Proposal Would Hold Software Developers Accountable For Security Bugs

Proposal Would Hold Software Developers Accountable For Security Bugs
Proposal Would Hold Software Developers Accountable For Security Bugs 

By Kelly Jackson Higgins
Feb 16, 2010

SANS' newly released Top 25 list of common programming flaws came with a 
little legal muscle, too, with representatives from SANs, Mitre, the 
U.S. Department of Homeland Security, the National Security Agency, and 
other organizations pushing for custom software developers to be held 
liable for insecure code they write.

Experts from more than 30 U.S. and international organizations, 
including OWASP, Microsoft, Apple, EMC, Oracle, McAfee, and Symantec, 
contributed to the CWE/SANS Top 25 list, and procurement experts from 
the organizations are recommending standard contract language for 
procurements that would ensure buyers aren't held liable for software 
that contains security flaws. "Wherever a commercial entity or 
government agency asks someone to write software for them, there is now 
a way they can begin to make the suppliers of that software accountable 
for [security] problems," says Alan Paller, director of research for the 
SANS Institute.

Paller says the contract language would be based in part on a draft in 
the works by the State of New York (PDF) that refers to the SANS Top 25 
and would make the state's custom-software vendors contractually bound 
to provide apps that are free of those bugs.
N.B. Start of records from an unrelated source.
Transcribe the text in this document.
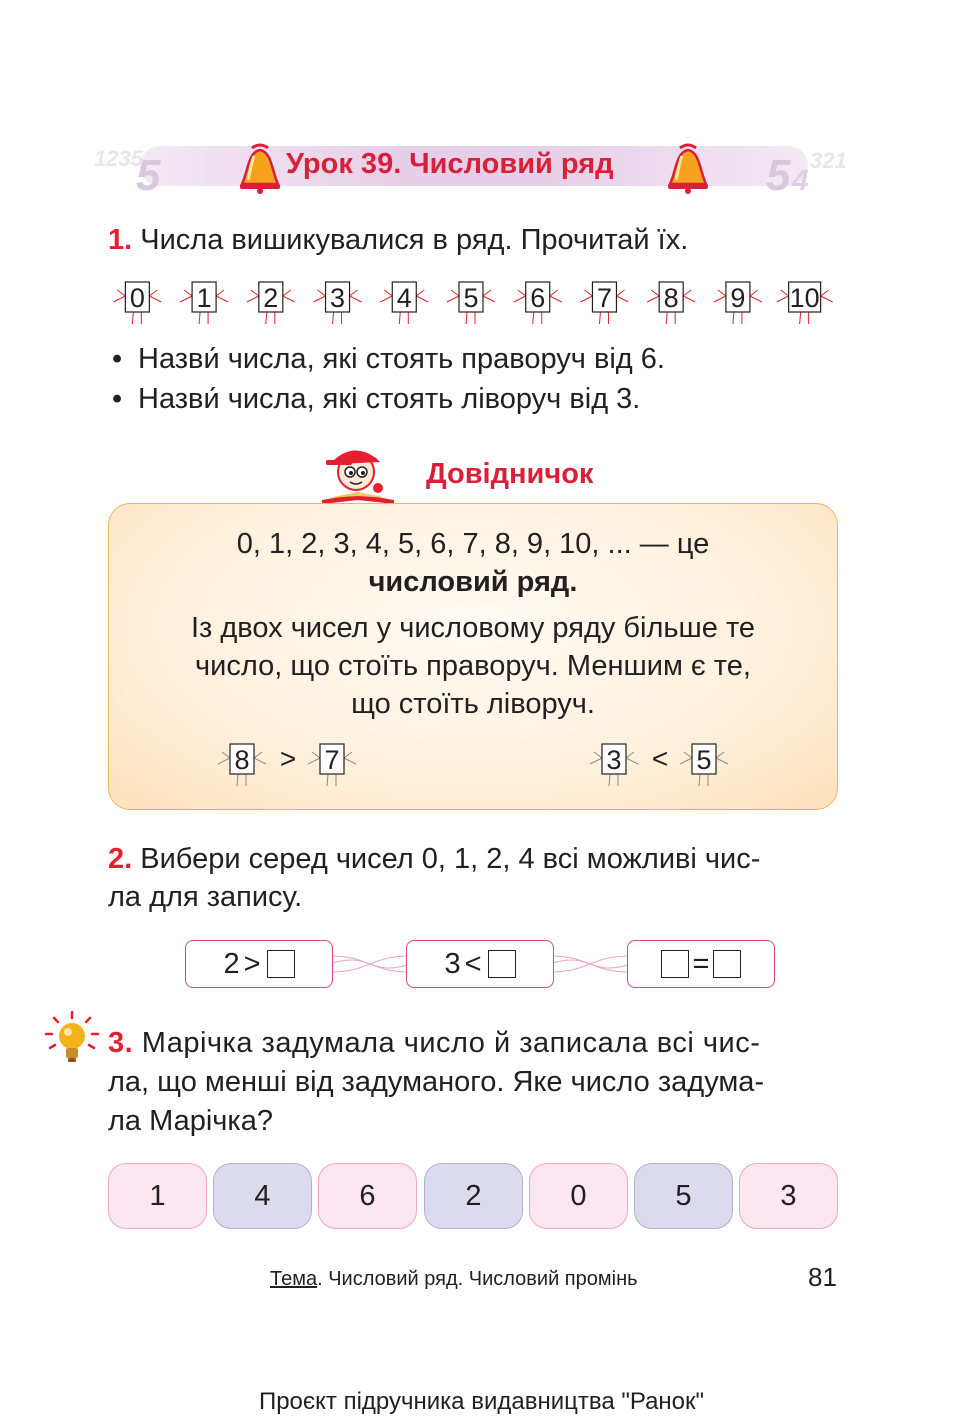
1235
5	5 4
321
Урок 39. Числовий ряд
1. Числа вишикувалися в ряд. Прочитай їх.
0 1 2 3 4 5 6 7 8 9 10
• Назви́ числа, які стоять праворуч від 6.
• Назви́ числа, які стоять ліворуч від 3.
Довідничок
0, 1, 2, 3, 4, 5, 6, 7, 8, 9, 10, ... — це
числовий ряд.
Із двох чисел у числовому ряду більше те
число, що стоїть праворуч. Меншим є те,
що стоїть ліворуч.
8	7
>	3	5
<
2. Вибери серед чисел 0, 1, 2, 4 всі можливі чис-
ла для запису.
2 >	3 <	=
3. Марічка задумала число й записала всі чис-
ла, що менші від задуманого. Яке число задума-
ла Марічка?
1	4	6	2	0	5	3
Тема. Числовий ряд. Числовий промінь	81
Проєкт підручника видавництва "Ранок"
Paller says although there 
is "no formal agreement on the language" among the group at this point, 
it's focused on the section of New York's proposed contract language 
that reads: "the Vendor shall, at a minimum, conduct a threat assessment 
and analysis of vulnerability information, including the current list of 
SANS 25 Most Dangerous Programming Errors; provide the Purchaser with a 
written report as soon as possible after a vulnerability, threat, or 
risk has been identified."

He says some final tweaking of the language would ideally add a warranty 
for correcting secure-coding errors "at vendor expense."